Азраил берет Фумико за плечи и прижимает к себе, антрацитовые крылья опахивают стылым ветром рыдающую девочку, но все уже решено. Все давно решено и записано на скрижалях судьбы.
- Читай, Фумико, читай, - говорит Азраил, но крупные слезы текут по щекам девочки, надпись расплывается, и тогда Агатами говорит:
- Здесь написано, что ты, Фумико, убьешь своих подруг Иту и Дору, а затем покончишь жизнь самоубийством. Такова судьба, Фумико, и душа твоя всегда знала о столь печальном исходе.
Фумико опускается на колени, прижимается лбом к краю ванны. Она оплакивает себя и своих подруг, плечи ее сотрясаются в рыданиях, но Агатами безжалостна.

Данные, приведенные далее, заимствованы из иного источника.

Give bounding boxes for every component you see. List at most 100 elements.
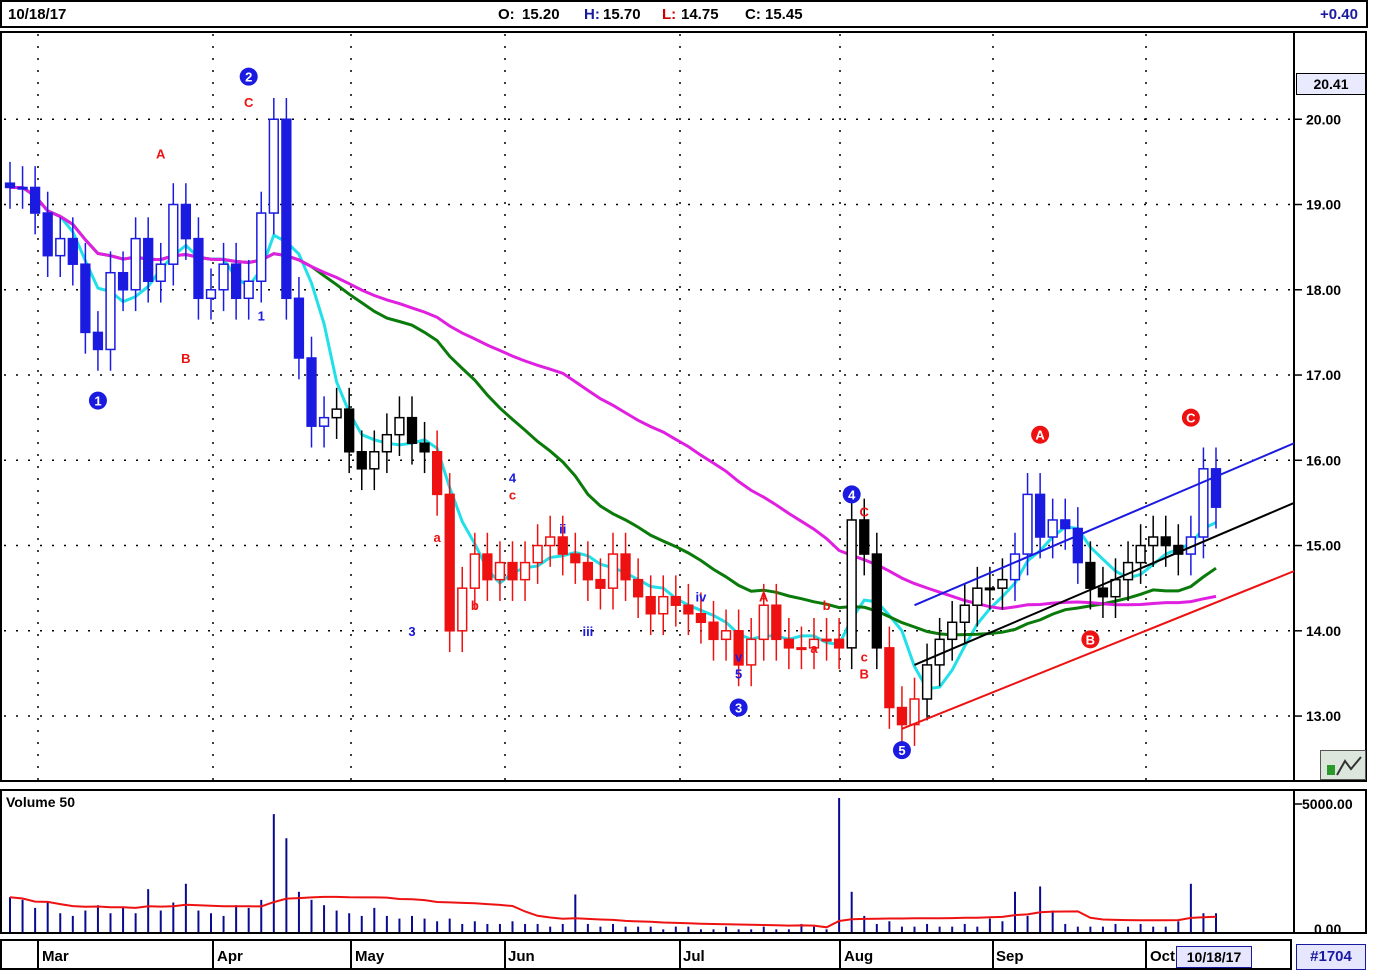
wave-label-9: B bbox=[181, 351, 190, 366]
candle-body bbox=[168, 203, 179, 265]
wave-label-11: 3 bbox=[408, 624, 415, 639]
candle-body bbox=[959, 604, 970, 624]
candle-body bbox=[570, 553, 581, 564]
candle-body bbox=[4, 182, 16, 189]
wave-label-26: B bbox=[860, 666, 869, 681]
low-label: L: bbox=[662, 6, 677, 23]
candle-body bbox=[896, 706, 908, 726]
high-label: H: bbox=[584, 6, 600, 23]
price-chart: 13.0014.0015.0016.0017.0018.0019.0020.00… bbox=[0, 31, 1367, 970]
candle-body bbox=[130, 237, 141, 291]
candle-body bbox=[406, 416, 418, 444]
wave-label-22: A bbox=[759, 590, 769, 605]
wave-label-15: c bbox=[509, 487, 516, 502]
candle-body bbox=[746, 638, 757, 666]
open-value: 15.20 bbox=[522, 6, 560, 23]
trendline-black bbox=[914, 501, 1295, 666]
candle-body bbox=[482, 553, 493, 581]
candle-body bbox=[457, 587, 468, 632]
candle-body bbox=[369, 451, 380, 470]
change-value: +0.40 bbox=[1320, 6, 1358, 23]
candle-body bbox=[180, 203, 192, 240]
header-date: 10/18/17 bbox=[8, 6, 67, 23]
wave-label-20: 5 bbox=[735, 666, 742, 681]
candle-body bbox=[833, 638, 845, 649]
candle-body bbox=[268, 118, 279, 214]
candle-body bbox=[306, 357, 317, 427]
candle-body bbox=[683, 604, 694, 615]
wave-label-23: a bbox=[810, 641, 818, 656]
candle-body bbox=[42, 212, 53, 257]
candle-body bbox=[444, 493, 455, 632]
candle-body bbox=[607, 553, 619, 589]
candle-body bbox=[1110, 578, 1121, 598]
candle-body bbox=[582, 561, 594, 581]
y-tick-label-1: 14.00 bbox=[1306, 623, 1341, 639]
candle-body bbox=[720, 630, 732, 641]
wave-label-6: B bbox=[1086, 632, 1095, 647]
close-label: C: bbox=[745, 6, 761, 23]
candle-body bbox=[557, 536, 568, 555]
candle-body bbox=[1060, 519, 1071, 530]
wave-label-21: 1 bbox=[258, 308, 265, 323]
wave-label-4: 5 bbox=[898, 743, 905, 758]
candle-body bbox=[921, 664, 933, 700]
candle-body bbox=[1135, 544, 1146, 564]
month-label-apr: Apr bbox=[217, 948, 243, 965]
candle-body bbox=[218, 263, 229, 291]
candle-body bbox=[67, 237, 78, 265]
candle-body bbox=[909, 698, 920, 726]
month-label-aug: Aug bbox=[844, 948, 874, 965]
month-label-jun: Jun bbox=[508, 948, 535, 965]
candle-body bbox=[344, 408, 355, 453]
candle-body bbox=[293, 297, 305, 359]
candle-body bbox=[243, 280, 254, 300]
y-tick-label-3: 16.00 bbox=[1306, 452, 1341, 468]
date-axis-frame bbox=[0, 939, 1292, 970]
candle-body bbox=[997, 578, 1008, 589]
wave-label-18: iv bbox=[696, 590, 708, 605]
candle-body bbox=[1148, 536, 1159, 547]
candle-body bbox=[381, 433, 393, 453]
wave-label-27: C bbox=[860, 504, 870, 519]
high-value: 15.70 bbox=[603, 6, 641, 23]
wave-label-13: a bbox=[434, 530, 442, 545]
candle-body bbox=[1047, 519, 1058, 538]
zoom-icon[interactable] bbox=[1320, 750, 1366, 780]
y-tick-label-5: 18.00 bbox=[1306, 282, 1341, 298]
wave-label-8: A bbox=[156, 146, 166, 161]
month-label-jul: Jul bbox=[683, 948, 705, 965]
candle-body bbox=[519, 561, 531, 581]
wave-label-3: 4 bbox=[848, 487, 856, 502]
close-value: 15.45 bbox=[765, 6, 803, 23]
candle-body bbox=[394, 416, 405, 436]
candle-body bbox=[972, 587, 983, 606]
candle-body bbox=[796, 647, 807, 651]
candle-body bbox=[620, 553, 631, 581]
wave-label-17: iii bbox=[582, 624, 593, 639]
candle-body bbox=[1122, 561, 1134, 581]
candle-body bbox=[230, 263, 242, 300]
y-tick-label-6: 19.00 bbox=[1306, 197, 1341, 213]
wave-label-2: 3 bbox=[735, 701, 742, 716]
candle-body bbox=[632, 578, 644, 598]
y-tick-label-4: 17.00 bbox=[1306, 367, 1341, 383]
month-label-sep: Sep bbox=[996, 948, 1024, 965]
month-label-oct: Oct bbox=[1150, 948, 1176, 965]
candle-body bbox=[55, 237, 66, 257]
candle-body bbox=[143, 237, 154, 282]
symbol-id-box: #1704 bbox=[1296, 944, 1366, 970]
candle-body bbox=[871, 553, 882, 649]
candle-body bbox=[1160, 536, 1171, 547]
candle-body bbox=[846, 519, 857, 649]
candle-body bbox=[1022, 493, 1033, 555]
y-tick-label-0: 13.00 bbox=[1306, 708, 1341, 724]
volume-panel-frame bbox=[0, 789, 1367, 934]
wave-label-0: 1 bbox=[94, 394, 101, 409]
candle-body bbox=[256, 212, 267, 282]
candle-body bbox=[695, 612, 707, 624]
candle-body bbox=[507, 561, 518, 581]
wave-label-7: C bbox=[1186, 411, 1196, 426]
volume-label: Volume 50 bbox=[6, 794, 75, 810]
wave-label-1: 2 bbox=[245, 70, 252, 85]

- Сделай это, Фумико, - шепчет она на ухо девочке. - Сделай то, что ты должна сделать.
- Сделай это, - шепчет Иту, и мокрой рукой гладит свою подругу по голове.
Пальцы растопырены и дрожат, глаза распахнуты, но ничего не видят в мельтешении брызг. Над водой только руки и ноги Иту, они бьются, расплескивают воду, но вот движения затихают, последние пузырьки выплывают из открытого рта, как крохотные рыбки из своего убежища.
Вкус юной жизни свеж и приятен. Он переполнен неизрасходованной радостью, в нем почти нет горечи печали, а горчинка первой любви лишь придает ей особенный вкус.
Азраил поднимает легкое нагое тело, крупные капли скатываются по гладкой коже, и только на шее проступают багровые пятна, сквозь которые ангел смерти и высосал еще одну жизнь.
- Я сам отнесу тебя, прекрасное дитя, - говорит он Иту и целует ее в неподвижные, ледяные губы. Агатами трогает Фумико за плечо и вкладывает в ее обречено протянутую руку раскрытую бритву.